Sete vardığında çay yapan abladan ve bi kaç ışıkçı çocuktan başka kimse yoktu. Selam verip laptop'ından bugün kayda alınacak olan senaryo kısımlarını incelemeye başladı. Yavaş yavaş gelmeye başlıyordu insanlar. Görüntü yönetmeni Hakan da gelenlerin arasındaydı. Uzun süredir Hakan'ın, Ipek'e olan ilgisini biliyordu bütün set ama Ipek sanki bundan haberi yokmuş gibi davranıyordu. Hem vakit ayırmak istemiyor hem de birisini yeniden sevmeyi denemeye kalktığında Oğuz'dan gelen bir mesajın hayatını alt üst etmesinden bıkmıştı. Nasıl oluyorsa sanki adım adım onu izliyormuş gibi tam yeni bir adım atmaya kalktığında muhteşem Oğuz Demirsoy bir mesaj atıyor ve Ipek'in aklını karıştırıyordu. Zamanla bu Ipek'te üstesinden gelemediği bir fobiye dönüşmüştü. Oğuz'dan hem nefret ediyor hem de Onu çok seviyordu. Ikıncı cümleyi kendine itiraf edemese bile...

-Günaydın Ipek hanım. 
-Ne gün ayması ama gecenin 1'inde... Nasılsınız?
-Teşekkürler.

Elindeki iki kupadan birini Ipek'e uzattı Hakan. Cebinden iki tane de küp şeker çıkardı. Oğuz ile ilk kez buluştukları günü hatırladı. Kocatepenin arkasinda, genellikle lise öğrencilerinin takıldığı salaş bir kafe. Ipek'in kahvesinin şekerlerini hafifçe öpüp öyle atmıştı kupanın içine Oğuz. Bunu hatırladığı için kızdı kendine. Şekerlerin ambalajını açıp hızlıca kahvesini karıştırmaya başladı.
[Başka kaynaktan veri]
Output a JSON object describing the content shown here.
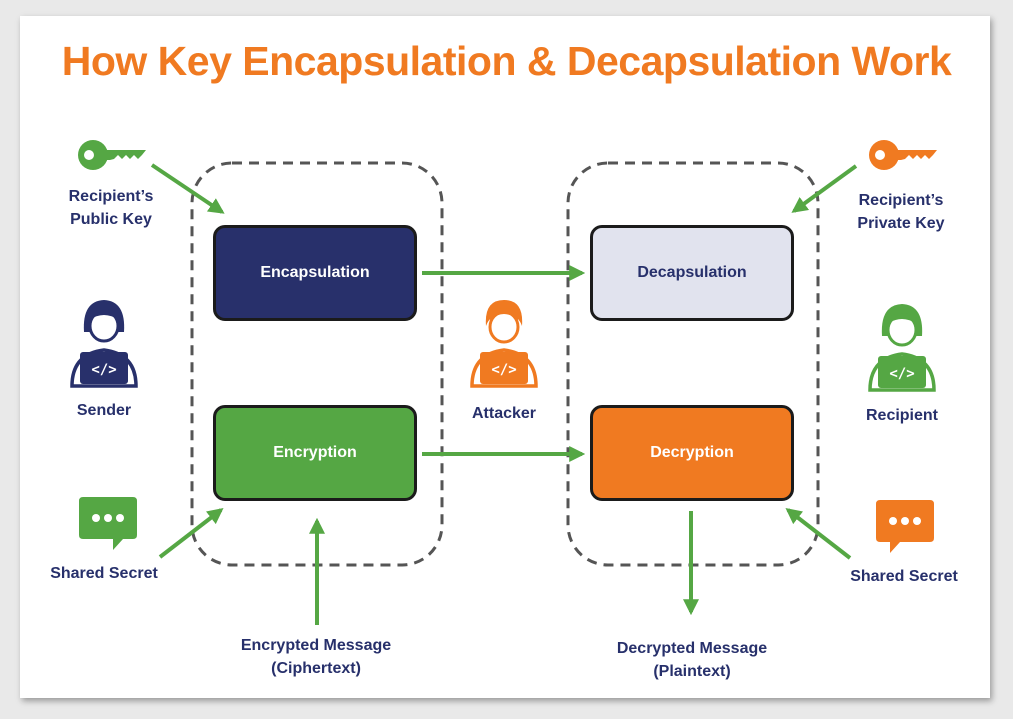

-Bugün yağmurlu sahne çekimleriniz var sanırım?
-Evet ben de şimdi onlara bakıyordum. Efekt için itfaiye ile mi görüşeceğiz yoksa crew mu halledecek ?
-Asistanım itfaiye ile görüşüp küçük bir araç hazırlamış Ipek hanım. Sanırım birazdan burada olurlar. 

İpek kafasıyla onaylar bir şekilde sohbeti sonlandırdı. Sette olduğu her an bu adamın sürekli çevresinde olması hem hoşuna gidiyor hem de Onu rahatsız ediyordu. 

Gecenin sonunda yani aslında sabahın ilk ışıkları gözüktüğünde işleri neredeyse bitmiş olması gerekiyordu ama başroldeki otoban suratlı kaltağın kaprisleri yüzünden planlanan kadar sahne çekilememesinin ve bu yüzden gece çekimlerine fazladan bir gün daha eklenmesinin siniri vardı üzerinde eve giderken ama dışarıdan bakıldığında sinirli olduğunu anlamak mümkün değildi. Kolay kolay duygularını yansıtmayan, hep ağırbaşlı ve oturaklı bi yapısı vardı.